Every device I've ever had, htc desire, archos 70it, galaxy s2, galaxy s3, galaxy tab 10.1, nexus 7, nexus 4 and nexus 10 all have a new thread like this every week, just because the device "feels" hot. All our SoC are so powerful these days do have a high TDP and that's made worse by our SoC's relying on passive cooling. We won't have cool CPU's anytime soon, unless you want a fan or any other active cooling mechanism. Anything under ~80C is fairly safe for modern SoC's and isn't really anything to worry about. When you CPU get's too hot it will aid passively cooling by thermal throttling the CPU to a lower Frequency and if it carries on going up, then it will shut down before any damage is done. With all my devices I've done the same test, Undervolt, turn stress test on when SoC is at ideal temp and time how long it take to reach a certain temp. Repeat the experiment several times. I found that my nexus 10 heats up by far the fastest, thanks 32nm A15's and the nexus 4 was one of the coolest, only being beaten by my galaxy tab 10.1, 40nm dual core A9. To be fair, I do have a faster binned chip. Even my 1.4ghz exynos 4412 s3's core temp was higher than the n4's, you just couldn't feel it as much through the plastic. The nexus 4's heat dissipation even with the minor fault compared to the optimus G is reasonably good.
Hey everyone. I'm new to the Nexus 5 community, got my phone a week ago and so far it feels like ive had it for ever. Great device and so worth my limited money.
Anyways. I have been doing these methods on all my phones and so far i haven't seen anyone else trying this.
1. Speed cool your phone
If you have a heat sink from an old pc laying around (unless its one of those huge gaming computer heat sinks) it can now have a purpose again. If your phone gets hot, simply put the heatsink copper side up and put your phone on it. about 2 minutes later your phone should be as cool as it can get without using a freezer.

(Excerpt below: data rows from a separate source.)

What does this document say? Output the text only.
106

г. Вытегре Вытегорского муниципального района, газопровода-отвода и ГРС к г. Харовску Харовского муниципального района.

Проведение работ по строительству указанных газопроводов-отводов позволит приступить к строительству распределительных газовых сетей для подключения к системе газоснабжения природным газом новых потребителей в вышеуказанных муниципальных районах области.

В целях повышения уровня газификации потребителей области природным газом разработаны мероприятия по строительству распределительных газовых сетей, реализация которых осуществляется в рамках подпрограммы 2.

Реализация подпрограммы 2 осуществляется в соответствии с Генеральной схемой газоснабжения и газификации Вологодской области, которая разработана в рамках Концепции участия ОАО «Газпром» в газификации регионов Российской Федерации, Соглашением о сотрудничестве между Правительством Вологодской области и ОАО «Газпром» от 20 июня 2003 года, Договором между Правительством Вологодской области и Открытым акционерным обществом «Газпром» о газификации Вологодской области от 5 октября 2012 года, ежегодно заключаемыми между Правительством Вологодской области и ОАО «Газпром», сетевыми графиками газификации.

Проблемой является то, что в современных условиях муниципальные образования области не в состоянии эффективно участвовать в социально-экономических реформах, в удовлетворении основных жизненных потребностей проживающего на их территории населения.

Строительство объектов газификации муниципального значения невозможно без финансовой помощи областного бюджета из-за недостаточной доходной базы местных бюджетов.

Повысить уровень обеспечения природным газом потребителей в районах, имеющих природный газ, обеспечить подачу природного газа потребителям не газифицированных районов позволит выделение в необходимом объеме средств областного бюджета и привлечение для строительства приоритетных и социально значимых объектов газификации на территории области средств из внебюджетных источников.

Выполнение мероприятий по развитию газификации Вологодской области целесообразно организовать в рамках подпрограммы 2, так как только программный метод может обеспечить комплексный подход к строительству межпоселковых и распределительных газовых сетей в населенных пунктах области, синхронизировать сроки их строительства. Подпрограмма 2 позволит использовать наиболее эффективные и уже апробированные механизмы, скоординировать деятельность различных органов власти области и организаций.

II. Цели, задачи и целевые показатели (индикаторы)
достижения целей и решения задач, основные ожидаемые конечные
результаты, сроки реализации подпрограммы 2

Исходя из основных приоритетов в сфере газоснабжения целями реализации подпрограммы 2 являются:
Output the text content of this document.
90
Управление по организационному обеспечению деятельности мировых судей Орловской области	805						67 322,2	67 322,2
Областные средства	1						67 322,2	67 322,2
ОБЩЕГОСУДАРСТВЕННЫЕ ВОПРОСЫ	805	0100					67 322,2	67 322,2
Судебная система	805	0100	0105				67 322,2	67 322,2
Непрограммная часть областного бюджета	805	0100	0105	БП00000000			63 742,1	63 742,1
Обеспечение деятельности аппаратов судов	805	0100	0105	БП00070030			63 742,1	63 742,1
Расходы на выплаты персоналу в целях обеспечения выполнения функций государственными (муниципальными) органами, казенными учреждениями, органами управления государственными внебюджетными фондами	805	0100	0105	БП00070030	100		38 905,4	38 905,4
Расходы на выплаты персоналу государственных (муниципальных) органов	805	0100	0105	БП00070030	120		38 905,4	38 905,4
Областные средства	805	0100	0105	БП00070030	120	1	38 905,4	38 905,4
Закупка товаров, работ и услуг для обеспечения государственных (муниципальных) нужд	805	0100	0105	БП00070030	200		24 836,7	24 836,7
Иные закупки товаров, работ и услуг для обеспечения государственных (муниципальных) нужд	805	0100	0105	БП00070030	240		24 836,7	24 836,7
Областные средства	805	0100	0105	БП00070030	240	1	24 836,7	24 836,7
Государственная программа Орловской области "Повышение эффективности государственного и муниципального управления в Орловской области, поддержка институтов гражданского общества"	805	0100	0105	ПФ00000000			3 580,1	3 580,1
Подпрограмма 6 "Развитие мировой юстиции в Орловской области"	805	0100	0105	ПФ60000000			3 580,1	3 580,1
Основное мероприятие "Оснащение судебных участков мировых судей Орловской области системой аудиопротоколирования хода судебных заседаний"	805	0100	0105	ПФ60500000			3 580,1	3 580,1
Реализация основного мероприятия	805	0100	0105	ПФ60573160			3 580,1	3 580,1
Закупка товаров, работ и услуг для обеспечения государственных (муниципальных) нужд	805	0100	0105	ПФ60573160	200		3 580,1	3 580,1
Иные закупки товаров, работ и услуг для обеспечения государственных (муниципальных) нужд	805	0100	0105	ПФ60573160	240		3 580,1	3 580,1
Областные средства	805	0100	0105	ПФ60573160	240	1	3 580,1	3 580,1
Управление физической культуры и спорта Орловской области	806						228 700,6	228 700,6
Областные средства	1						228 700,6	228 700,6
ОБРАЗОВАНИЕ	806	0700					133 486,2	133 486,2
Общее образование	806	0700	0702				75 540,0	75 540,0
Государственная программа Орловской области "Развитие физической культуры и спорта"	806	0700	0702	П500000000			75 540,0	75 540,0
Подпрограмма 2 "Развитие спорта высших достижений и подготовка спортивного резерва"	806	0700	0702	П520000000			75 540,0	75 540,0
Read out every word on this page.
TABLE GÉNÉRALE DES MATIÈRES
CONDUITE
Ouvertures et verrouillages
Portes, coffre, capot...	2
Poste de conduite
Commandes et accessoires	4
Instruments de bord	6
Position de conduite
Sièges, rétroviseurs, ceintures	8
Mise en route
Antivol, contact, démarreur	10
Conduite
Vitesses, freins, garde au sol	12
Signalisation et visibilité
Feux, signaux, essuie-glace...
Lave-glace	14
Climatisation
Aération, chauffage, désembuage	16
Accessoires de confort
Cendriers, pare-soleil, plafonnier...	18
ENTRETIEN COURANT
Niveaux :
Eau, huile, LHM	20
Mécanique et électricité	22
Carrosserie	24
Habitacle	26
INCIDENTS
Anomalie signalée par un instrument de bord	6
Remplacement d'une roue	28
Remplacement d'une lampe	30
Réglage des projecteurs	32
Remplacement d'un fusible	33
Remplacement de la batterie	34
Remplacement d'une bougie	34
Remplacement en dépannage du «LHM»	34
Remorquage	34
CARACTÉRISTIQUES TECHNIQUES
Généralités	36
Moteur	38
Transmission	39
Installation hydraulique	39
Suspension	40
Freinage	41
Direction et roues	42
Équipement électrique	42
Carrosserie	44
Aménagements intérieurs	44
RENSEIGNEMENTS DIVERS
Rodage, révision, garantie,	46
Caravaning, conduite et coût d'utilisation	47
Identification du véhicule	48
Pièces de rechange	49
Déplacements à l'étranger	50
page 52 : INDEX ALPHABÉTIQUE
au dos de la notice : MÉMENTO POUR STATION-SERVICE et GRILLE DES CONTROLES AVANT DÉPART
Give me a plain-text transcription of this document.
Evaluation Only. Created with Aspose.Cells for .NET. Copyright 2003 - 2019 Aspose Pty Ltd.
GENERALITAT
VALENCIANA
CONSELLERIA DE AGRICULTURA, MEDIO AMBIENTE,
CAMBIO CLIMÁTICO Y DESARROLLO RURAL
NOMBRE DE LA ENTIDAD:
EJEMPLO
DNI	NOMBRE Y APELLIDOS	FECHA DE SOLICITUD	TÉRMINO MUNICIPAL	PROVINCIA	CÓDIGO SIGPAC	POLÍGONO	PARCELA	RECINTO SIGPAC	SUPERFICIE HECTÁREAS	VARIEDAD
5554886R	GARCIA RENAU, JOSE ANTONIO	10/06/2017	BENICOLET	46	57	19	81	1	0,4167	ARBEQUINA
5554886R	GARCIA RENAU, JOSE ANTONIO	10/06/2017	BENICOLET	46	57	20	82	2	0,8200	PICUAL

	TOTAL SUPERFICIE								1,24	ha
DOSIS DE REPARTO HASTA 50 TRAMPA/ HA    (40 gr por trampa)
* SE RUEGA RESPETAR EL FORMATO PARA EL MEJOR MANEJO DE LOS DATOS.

2. Keep phone cool while wireless charging.
I got a wireless charger recently, and sometimes the phone doesn't get hot at all, and other times it gets VERY hot (about 115 degrees F). So instead of finding the 'perfect' position for my phone to stay cool, i found that using simple cup stands or what ever they are called, helps.
You know those things at restaurants that you put your cup on? those things. For best effect, use 2 or 3 of these, put them under your phone while your phone is on the wireless charger. I think it helps because the cardboard isn't very dense and absorbs and quickly lets off most of the heat and my phone never got over 101 degrees F yet.
3. The first method can also be used while charging your phone though a wire.
Sometimes i want to watch a movie or something while charging my phone on a wire, i simply put it ontop of the heatsink and watch the movie. Might be a bit uncomfortable, so try to found a way for it to be comfortable.
Hope this helps anyone, im still working on a way to make a home made (thin) heat sink for wireless charging.
heat sink testing
So far ive built the heatsink, its about 6 - 7 mm thick using those cardboard cup stand things mentioned above, coper wire, and silicone, and some superglue. i thought tape (specifically the adhesive) would melt under heat.
So far, i have charged my phone all the way up from 20%, temeprature hit 118 degrees F (note this is wireless charging).
Currently testing the heat sink. Charging it up from 85 %. So far at 92% and max temperature is 97F but has gone down to 96F. The heat sink is pretty warm compared to the phone (the phone is actually quite cool).
If you would like to mess around with the design this is how i built it.
Took one cardboard cup plate and put a copper coil on it. I just took about 10 inches of copper wire (thin kind) and made it into a wide coil (ill post pictures later), and then hammered it to be more or less flat. Put small amounts of superglue to hold it in place. Took the second cardboard plate, and put it on top. Used silicone to seal the edge to hold. Also add some super glue to the top of the coil to glue it to the top cardboard piece.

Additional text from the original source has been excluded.